Quando uma boa proposta acontece, em momento de crise, não se deve questionar muito porque ela não foi feita antes. Importa absorvê-la e dar todos os passos para que se concretize o mais depressa possível. E é uma boa proposta a que o governador Jaime Lerner acaba de fazer, de manter as universidades estaduais pela via de repasses regulares de um porcentual fixo do Imposto sobre Circulação de Mercadorias e Serviços (ICMS).
A proposta é um fato novo no cenário da greve dos professores e servidores das três universidades públicas do Paraná, e pode colocar um fim na paralisação, que já dura quatro meses e meio. Mas o fato relevante é que, por esse sistema, aquelas instituições ganham mais autonomia e um novo perfil administrativo, permitindo-lhes operar dentro de um orçamento pré-estimado e assim reestruturar os quadros funcionais e contemplá-los com ganhos mais condizentes.
O sistema já é adotado pelo governo paulista com a USP, a Unicamp e a Unesp, e com sucesso, embora às vezes haja necessidade de complementação de verbas. No caso do Paraná, que é um Estado em crescimento constante, o volume de receita do ICMS veio aumentando, e isso dará garantia de estabilidade às universidades, caso a proposta governamental venha a concretizar-se na prática.
O projeto propondo essa nova sistemática está sendo elaborado pela Secretaria da Ciência, Tecnologia e Ensino Superior, em conjunto com a Secretaria da Fazenda, e deverá dar entrada na Assembléia Legislativa já no próximo dia 18, quando se encerra o recesso parlamentar. Em princípio, a idéia foi bem recebida pelos servidores em greve. Porém o mais importante do sistema proposto é que proporcionará a garantia do fluxo de recursos financeiros, e certamente em maior volume do que hoje ocorre.
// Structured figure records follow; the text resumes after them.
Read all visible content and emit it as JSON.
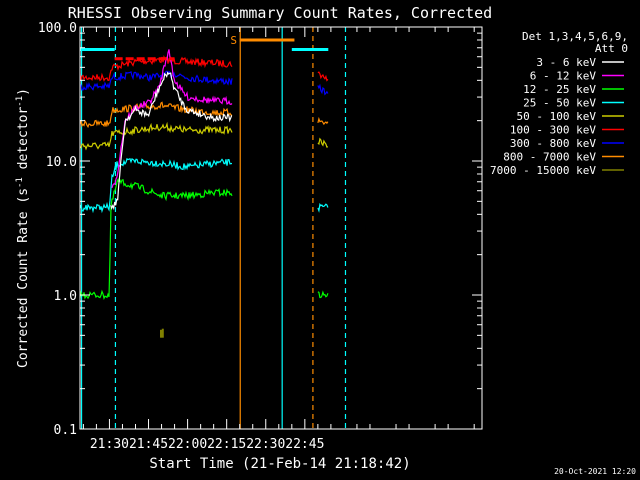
{
  "chart_data": {
    "type": "line",
    "title": "RHESSI Observing Summary Count Rates, Corrected",
    "xlabel": "Start Time (21-Feb-14 21:18:42)",
    "ylabel": "Corrected Count Rate (s⁻¹ detector⁻¹)",
    "ylabel_parts": {
      "pre": "Corrected Count Rate (s",
      "sup1": "-1",
      "mid": " detector",
      "sup2": "-1",
      "post": ")"
    },
    "y_scale": "log",
    "ylim": [
      0.1,
      100
    ],
    "y_ticks": [
      {
        "v": 0.1,
        "label": "0.1"
      },
      {
        "v": 1,
        "label": "1.0"
      },
      {
        "v": 10,
        "label": "10.0"
      },
      {
        "v": 100,
        "label": "100.0"
      }
    ],
    "xlim": [
      1278.7,
      1433
    ],
    "x_unit": "minutes since 00:00 UT",
    "x_ticks": [
      {
        "v": 1290,
        "label": "21:30"
      },
      {
        "v": 1305,
        "label": "21:45"
      },
      {
        "v": 1320,
        "label": "22:00"
      },
      {
        "v": 1335,
        "label": "22:15"
      },
      {
        "v": 1350,
        "label": "22:30"
      },
      {
        "v": 1365,
        "label": "22:45"
      }
    ],
    "legend": {
      "placement": "right",
      "header": [
        "Det 1,3,4,5,6,9,",
        "Att 0"
      ],
      "entries": [
        {
          "label": "3 - 6 keV",
          "color": "#ffffff"
        },
        {
          "label": "6 - 12 keV",
          "color": "#ff00ff"
        },
        {
          "label": "12 - 25 keV",
          "color": "#00ff00"
        },
        {
          "label": "25 - 50 keV",
          "color": "#00ffff"
        },
        {
          "label": "50 - 100 keV",
          "color": "#cccc00"
        },
        {
          "label": "100 - 300 keV",
          "color": "#ff0000"
        },
        {
          "label": "300 - 800 keV",
          "color": "#0000ff"
        },
        {
          "label": "800 - 7000 keV",
          "color": "#ff8c00"
        },
        {
          "label": "7000 - 15000 keV",
          "color": "#808000"
        }
      ]
    },
    "series": [
      {
        "color": "#ff0000",
        "segments": [
          [
            [
              1278.7,
              42
            ],
            [
              1290,
              42
            ],
            [
              1291,
              50
            ],
            [
              1300,
              55
            ],
            [
              1310,
              57
            ],
            [
              1320,
              55
            ],
            [
              1330,
              54
            ],
            [
              1337.3,
              53
            ]
          ],
          [
            [
              1370,
              45
            ],
            [
              1373,
              42
            ],
            [
              1374,
              40
            ]
          ]
        ]
      },
      {
        "color": "#0000ff",
        "segments": [
          [
            [
              1278.7,
              36
            ],
            [
              1290,
              36
            ],
            [
              1291,
              42
            ],
            [
              1300,
              44
            ],
            [
              1305,
              42
            ],
            [
              1312,
              44
            ],
            [
              1315,
              45
            ],
            [
              1320,
              42
            ],
            [
              1330,
              40
            ],
            [
              1337.3,
              39
            ]
          ],
          [
            [
              1370,
              35
            ],
            [
              1373,
              33
            ],
            [
              1374,
              30
            ]
          ]
        ]
      },
      {
        "color": "#ff8c00",
        "segments": [
          [
            [
              1278.7,
              19
            ],
            [
              1290,
              19
            ],
            [
              1291,
              24
            ],
            [
              1300,
              25
            ],
            [
              1310,
              26
            ],
            [
              1320,
              24
            ],
            [
              1330,
              23
            ],
            [
              1337.3,
              23
            ]
          ],
          [
            [
              1370,
              20
            ],
            [
              1374,
              19
            ]
          ]
        ]
      },
      {
        "color": "#cccc00",
        "segments": [
          [
            [
              1278.7,
              13
            ],
            [
              1290,
              13
            ],
            [
              1291,
              16
            ],
            [
              1300,
              17
            ],
            [
              1310,
              18
            ],
            [
              1320,
              17
            ],
            [
              1330,
              17
            ],
            [
              1337.3,
              17
            ]
          ],
          [
            [
              1370,
              14
            ],
            [
              1374,
              13
            ]
          ]
        ]
      },
      {
        "color": "#00ffff",
        "segments": [
          [
            [
              1278.7,
              4.5
            ],
            [
              1290,
              4.5
            ],
            [
              1291,
              7.5
            ],
            [
              1293,
              9.5
            ],
            [
              1300,
              10
            ],
            [
              1310,
              9.6
            ],
            [
              1320,
              9
            ],
            [
              1330,
              9.6
            ],
            [
              1337.3,
              9.8
            ]
          ],
          [
            [
              1370,
              4.5
            ],
            [
              1374,
              4.5
            ]
          ]
        ]
      },
      {
        "color": "#00ff00",
        "segments": [
          [
            [
              1278.7,
              1
            ],
            [
              1290,
              1
            ],
            [
              1290.5,
              4.5
            ],
            [
              1293,
              7
            ],
            [
              1300,
              6.5
            ],
            [
              1310,
              5.5
            ],
            [
              1320,
              5.5
            ],
            [
              1330,
              5.8
            ],
            [
              1337.3,
              5.8
            ]
          ],
          [
            [
              1370,
              1
            ],
            [
              1374,
              1
            ]
          ]
        ]
      },
      {
        "color": "#ff00ff",
        "segments": [
          [
            [
              1291,
              6
            ],
            [
              1293,
              8
            ],
            [
              1296,
              20
            ],
            [
              1300,
              25
            ],
            [
              1305,
              27
            ],
            [
              1309,
              35
            ],
            [
              1312,
              60
            ],
            [
              1313,
              65
            ],
            [
              1315,
              40
            ],
            [
              1318,
              33
            ],
            [
              1320,
              30
            ],
            [
              1325,
              29
            ],
            [
              1330,
              28
            ],
            [
              1337.3,
              28
            ]
          ]
        ]
      },
      {
        "color": "#ffffff",
        "segments": [
          [
            [
              1290.5,
              4.5
            ],
            [
              1293,
              5
            ],
            [
              1296,
              20
            ],
            [
              1300,
              24
            ],
            [
              1305,
              22
            ],
            [
              1309,
              35
            ],
            [
              1312,
              45
            ],
            [
              1313,
              46
            ],
            [
              1315,
              35
            ],
            [
              1318,
              27
            ],
            [
              1320,
              24
            ],
            [
              1330,
              21
            ],
            [
              1337.3,
              21
            ]
          ]
        ]
      },
      {
        "color": "#808000",
        "segments": [
          [
            [
              1309.8,
              0.48
            ],
            [
              1309.8,
              0.55
            ]
          ],
          [
            [
              1310.5,
              0.48
            ],
            [
              1310.5,
              0.56
            ]
          ]
        ]
      }
    ],
    "flag_lines": [
      {
        "color": "#00ffff",
        "y": 68,
        "x": [
          [
            1278.7,
            1292
          ],
          [
            1360,
            1374
          ]
        ]
      },
      {
        "color": "#ff8c00",
        "y": 80,
        "x": [
          [
            1340,
            1361
          ]
        ]
      },
      {
        "color": "#ff0000",
        "y": 58,
        "x": [
          [
            1292,
            1315
          ]
        ]
      }
    ],
    "flag_label": {
      "text": "S",
      "x": 1337.7,
      "y": 80,
      "color": "#ff8c00"
    },
    "event_markers": [
      {
        "x": 1279.3,
        "color": "#00ffff",
        "style": "solid"
      },
      {
        "x": 1292.3,
        "color": "#00ffff",
        "style": "dashed"
      },
      {
        "x": 1340.2,
        "color": "#ff8c00",
        "style": "solid"
      },
      {
        "x": 1356.3,
        "color": "#00ffff",
        "style": "solid"
      },
      {
        "x": 1368.1,
        "color": "#ff8c00",
        "style": "dashed"
      },
      {
        "x": 1380.6,
        "color": "#00ffff",
        "style": "dashed"
      }
    ],
    "timestamp": "20-Oct-2021 12:20"
  }
}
Como a arrecadação do ICMS no Paraná tem sido ascendente, as universidades públicas caminhariam no ritmo do desenvolvimento do Estado, porque a expansão da riqueza estadual representaria para elas uma provisão de recursos em idênticas proporções.
Importa que existe agora uma boa proposta, tanto para se chegar a um fim na greve quanto para a vida futura das universidades. Incumbirá aos deputados avaliar o índice do repasse a ser proposto pelo governo, de forma a que atenda plenamente às necessidades daquelas instituições e não leve a eventuais impasses no futuro. É sobre esse porcentual que as negociações devem centrar-se, doravante.
É hora de a comunidade parlamentar entrar em cena e conscientizar-se de que também é governo. Uma obviedade que, no entanto, parece não ter sido percebida por esse corpo legislativo, ao menos em momentos importantes da vida pública estadual. O governador faz uma proposta viável, que deve ser avaliada com rapidez pelos parlamentares e nortear-se por critérios numéricos que dêm garantia de sustentação às universidades. Esse é um caminho que se abre e há que trilhar por ele, porque pode levar à solução permanente dos problemas que têm afetado essas instituições de nível superior e seus hospitais-escola.